Discovering Heterogeneous Exposure Effects Using Randomization Inference in Air Pollution Studies

J Am Stat Assoc. 2021;116(534):569-580. doi: 10.1080/01621459.2020.1870476. Epub 2021 Feb 16.

Abstract

Several studies have provided strong evidence that long-term exposure to air pollution, even at low levels, increases risk of mortality. As regulatory actions are becoming prohibitively expensive, robust evidence to guide the development of targeted interventions to protect the most vulnerable is needed. In this paper, we introduce a novel statistical method that (i) discovers subgroups whose effects substantially differ from the population mean, and (ii) uses randomization-based tests to assess discovered heterogeneous effects. Also, we develop a sensitivity analysis method to assess the robustness of the conclusions to unmeasured confounding bias. Via simulation studies and theoretical arguments, we demonstrate that hypothesis testing focusing on the discovered subgroups can substantially increase statistical power to detect heterogeneity of the exposure effects.
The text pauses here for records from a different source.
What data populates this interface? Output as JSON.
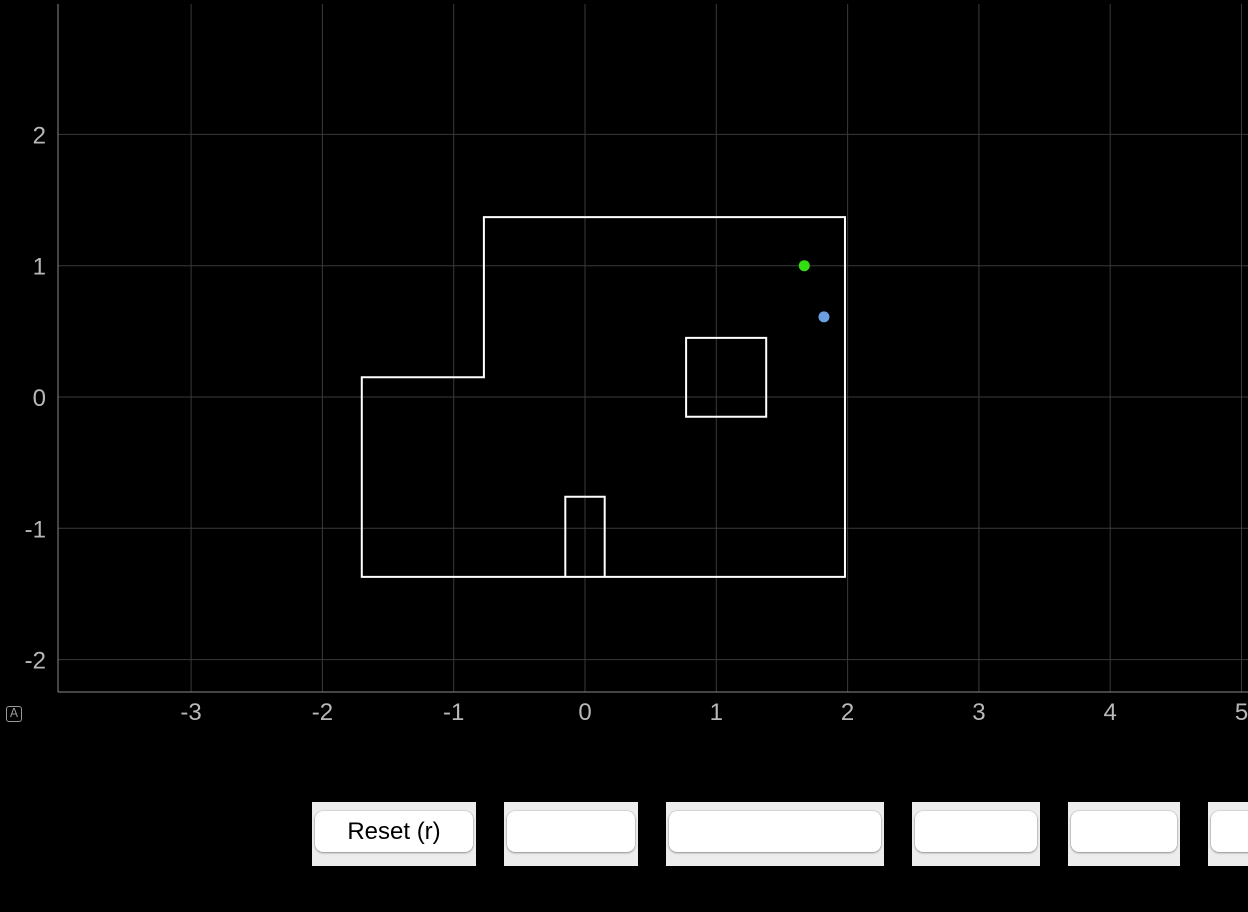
{
  "plot": {
    "x_range": [
      -4,
      5
    ],
    "y_range": [
      -2.3,
      3
    ],
    "x_ticks": [
      "-3",
      "-2",
      "-1",
      "0",
      "1",
      "2",
      "3",
      "4",
      "5"
    ],
    "y_ticks": [
      "-2",
      "-1",
      "0",
      "1",
      "2"
    ],
    "x_tick_values": [
      -3,
      -2,
      -1,
      0,
      1,
      2,
      3,
      4,
      5
    ],
    "y_tick_values": [
      -2,
      -1,
      0,
      1,
      2
    ],
    "grid": true,
    "colors": {
      "background": "#000000",
      "grid": "#3a3a3a",
      "axis": "#8a8a8a",
      "walls": "#ffffff",
      "goal_dot": "#33dd11",
      "agent_dot": "#6a9fe0"
    },
    "walls": {
      "outer": [
        [
          -1.7,
          0.15
        ],
        [
          -0.77,
          0.15
        ],
        [
          -0.77,
          1.37
        ],
        [
          1.98,
          1.37
        ],
        [
          1.98,
          -1.37
        ],
        [
          -1.7,
          -1.37
        ]
      ],
      "obstacle_square": [
        [
          0.77,
          0.45
        ],
        [
          1.38,
          0.45
        ],
        [
          1.38,
          -0.15
        ],
        [
          0.77,
          -0.15
        ]
      ],
      "obstacle_notch": [
        [
          -0.15,
          -1.37
        ],
        [
          -0.15,
          -0.76
        ],
        [
          0.15,
          -0.76
        ],
        [
          0.15,
          -1.37
        ]
      ]
    },
    "markers": [
      {
        "name": "goal",
        "x": 1.67,
        "y": 1.0,
        "color": "#33dd11"
      },
      {
        "name": "agent",
        "x": 1.82,
        "y": 0.61,
        "color": "#6a9fe0"
      }
    ]
  },
  "corner_icon": {
    "glyph": "A",
    "icon": "autoscale-icon"
  },
  "buttons": [
    {
      "name": "reset-button",
      "label": "Reset (r)"
    },
    {
      "name": "button-2",
      "label": ""
    },
    {
      "name": "button-3",
      "label": ""
    },
    {
      "name": "button-4",
      "label": ""
    },
    {
      "name": "button-5",
      "label": ""
    },
    {
      "name": "button-6",
      "label": ""
    }
  ]
}
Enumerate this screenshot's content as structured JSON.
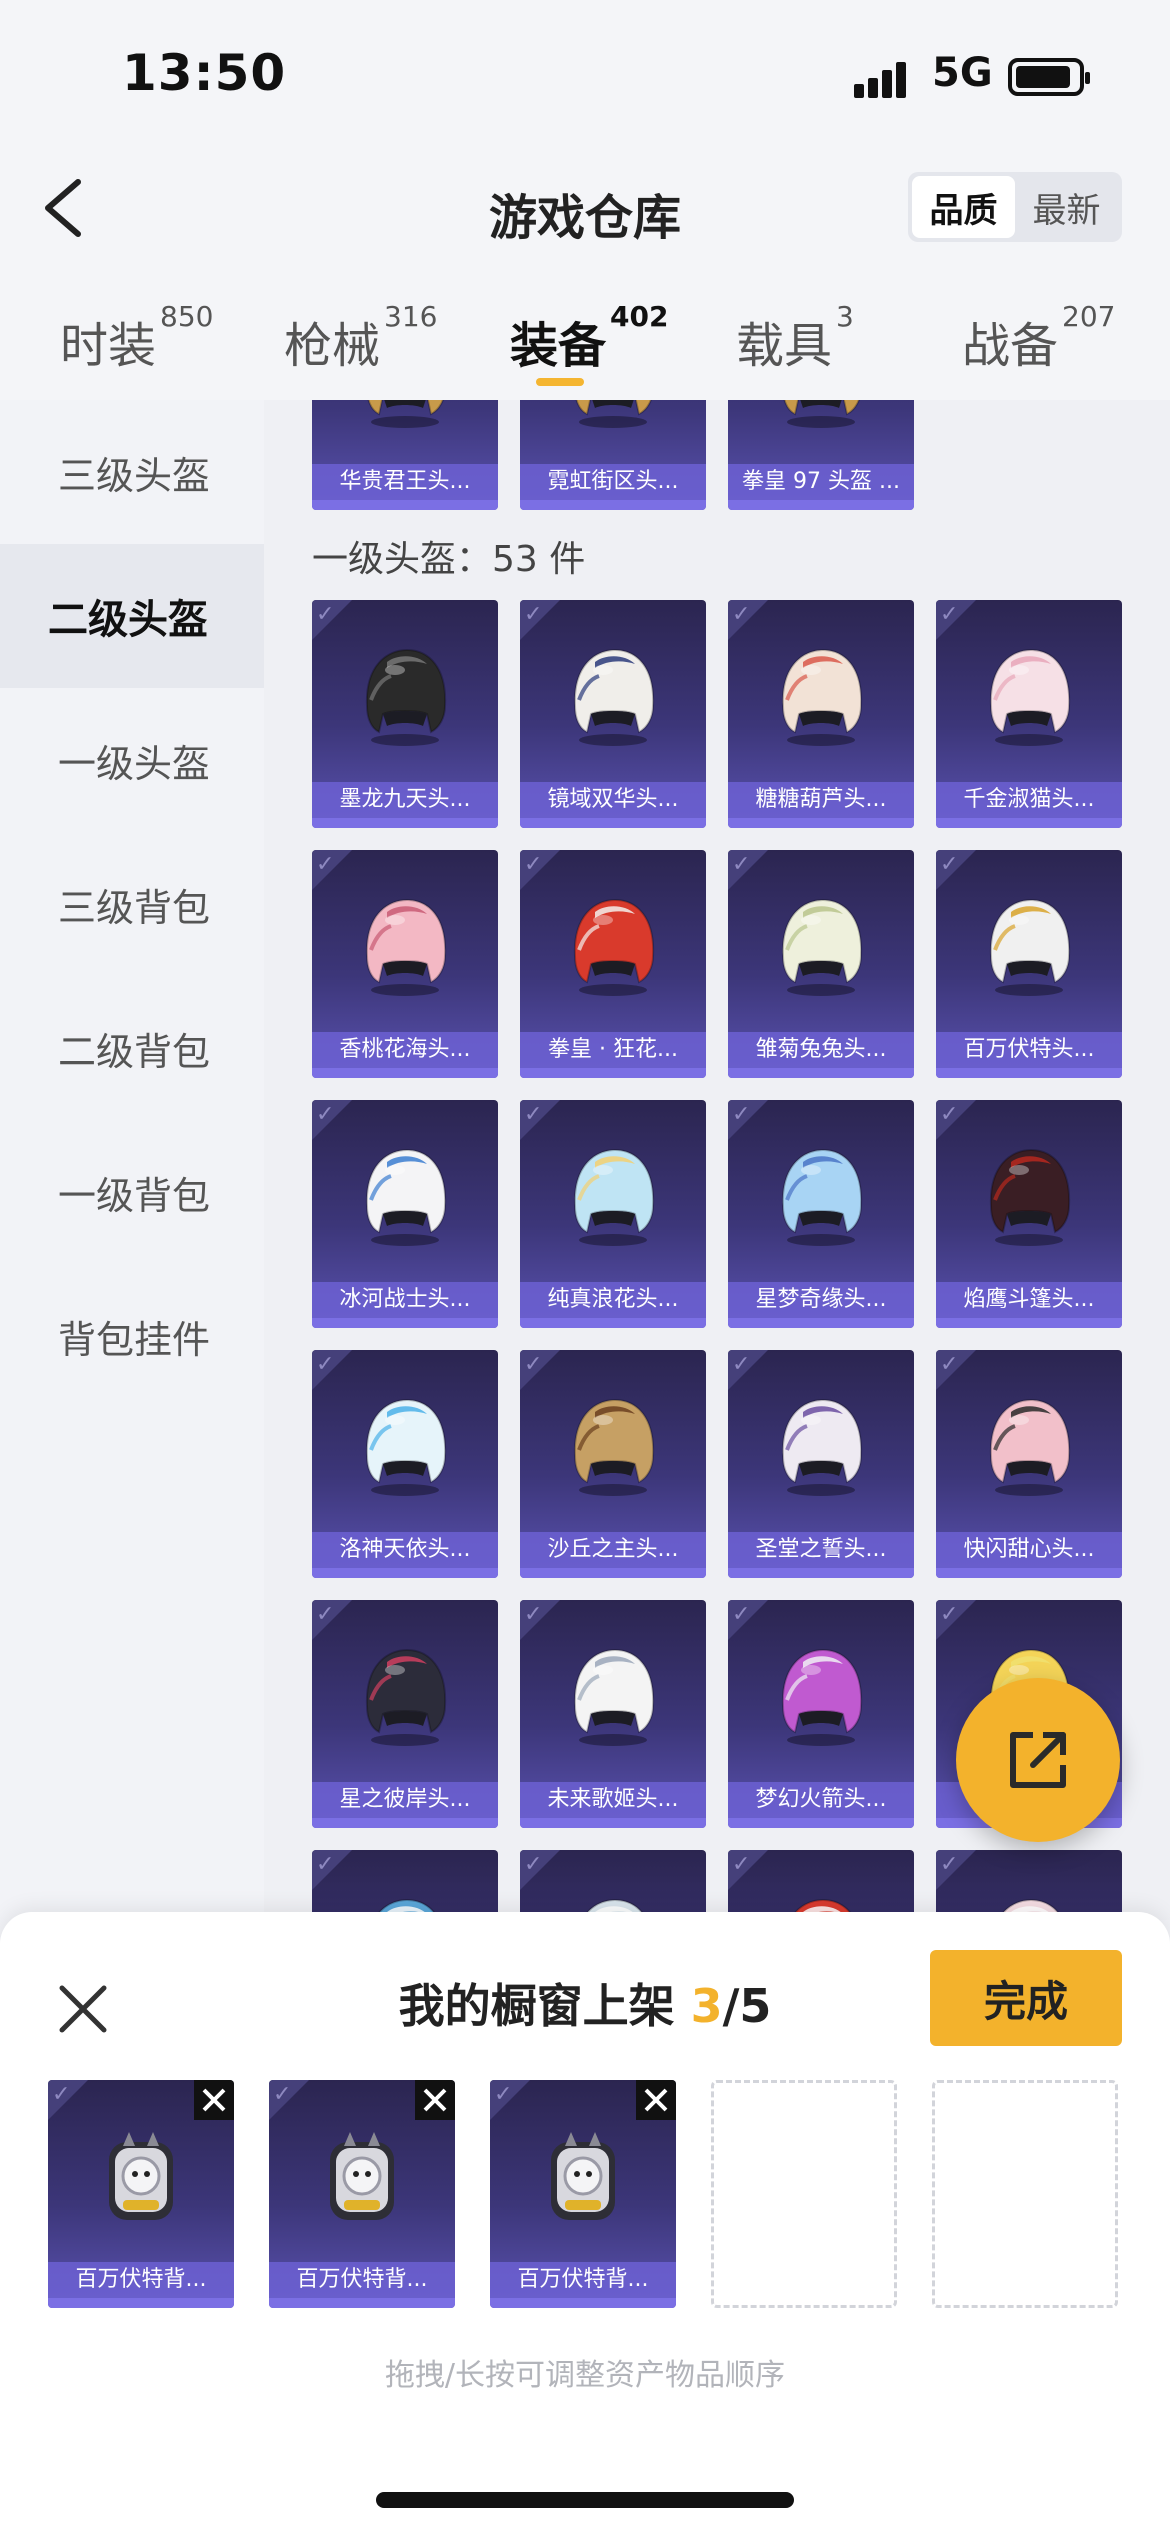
{
  "status_bar": {
    "time": "13:50",
    "network": "5G"
  },
  "nav": {
    "title": "游戏仓库",
    "sort_options": [
      "品质",
      "最新"
    ],
    "sort_active": "品质"
  },
  "tabs": [
    {
      "label": "时装",
      "count": "850"
    },
    {
      "label": "枪械",
      "count": "316"
    },
    {
      "label": "装备",
      "count": "402",
      "active": true
    },
    {
      "label": "载具",
      "count": "3"
    },
    {
      "label": "战备",
      "count": "207"
    }
  ],
  "sidebar": {
    "items": [
      "三级头盔",
      "二级头盔",
      "一级头盔",
      "三级背包",
      "二级背包",
      "一级背包",
      "背包挂件"
    ],
    "active": "二级头盔"
  },
  "prev_section": {
    "items": [
      "华贵君王头...",
      "霓虹街区头...",
      "拳皇 97 头盔 ..."
    ]
  },
  "section": {
    "title": "一级头盔：53 件",
    "items": [
      {
        "name": "墨龙九天头...",
        "color": "#2a2a2a",
        "accent": "#777777"
      },
      {
        "name": "镜域双华头...",
        "color": "#f0eeea",
        "accent": "#2a3a7a"
      },
      {
        "name": "糖糖葫芦头...",
        "color": "#f2e2d6",
        "accent": "#d9584a"
      },
      {
        "name": "千金淑猫头...",
        "color": "#f6e0e6",
        "accent": "#e8a6b8"
      },
      {
        "name": "香桃花海头...",
        "color": "#f3b8c4",
        "accent": "#c85a74"
      },
      {
        "name": "拳皇 · 狂花...",
        "color": "#d93a2c",
        "accent": "#f3f0ec"
      },
      {
        "name": "雏菊兔兔头...",
        "color": "#eef0dc",
        "accent": "#b8c48c"
      },
      {
        "name": "百万伏特头...",
        "color": "#f0f0f0",
        "accent": "#d8a32a"
      },
      {
        "name": "冰河战士头...",
        "color": "#f4f4f6",
        "accent": "#3a7cd0"
      },
      {
        "name": "纯真浪花头...",
        "color": "#bfe4f4",
        "accent": "#f3d070"
      },
      {
        "name": "星梦奇缘头...",
        "color": "#a8d4f4",
        "accent": "#4a74c6"
      },
      {
        "name": "焰鹰斗篷头...",
        "color": "#3a1e24",
        "accent": "#b8281e"
      },
      {
        "name": "洛神天依头...",
        "color": "#e6f4fa",
        "accent": "#4ab0e8"
      },
      {
        "name": "沙丘之主头...",
        "color": "#c6a064",
        "accent": "#6a3e1e"
      },
      {
        "name": "圣堂之誓头...",
        "color": "#eeeaf2",
        "accent": "#6a4ea0"
      },
      {
        "name": "快闪甜心头...",
        "color": "#f2c0ca",
        "accent": "#2a2a2a"
      },
      {
        "name": "星之彼岸头...",
        "color": "#2c2c3a",
        "accent": "#d04060"
      },
      {
        "name": "未来歌姬头...",
        "color": "#f4f4f4",
        "accent": "#9aa6b8"
      },
      {
        "name": "梦幻火箭头...",
        "color": "#c05ad0",
        "accent": "#f0f0f4"
      },
      {
        "name": "夭...",
        "color": "#f4d458",
        "accent": "#f0e070"
      }
    ]
  },
  "sheet": {
    "title": "我的橱窗上架",
    "current": "3",
    "max": "/5",
    "done_label": "完成",
    "slots": [
      {
        "name": "百万伏特背...",
        "filled": true
      },
      {
        "name": "百万伏特背...",
        "filled": true
      },
      {
        "name": "百万伏特背...",
        "filled": true
      },
      {
        "name": "",
        "filled": false
      },
      {
        "name": "",
        "filled": false
      }
    ],
    "hint": "拖拽/长按可调整资产物品顺序"
  },
  "colors": {
    "accent": "#f3b22c",
    "card_bg": "#3c3679",
    "label_bg": "#6c60d2"
  }
}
We apply the proposed denovo method to the data of 1,612,414 Medicare beneficiaries in the New England region in the United States for the period 2000 to 2006. We find that seniors aged between 81-85 with low income and seniors aged 85 and above have statistically significant greater causal effects of long-term exposure to PM2.5 on 5-year mortality rate compared to the population mean.

Keywords: Causal effect; Causal inference; Observational study; Particulate Matter; Recursive partitioning; Sample split; Unmeasured confounding.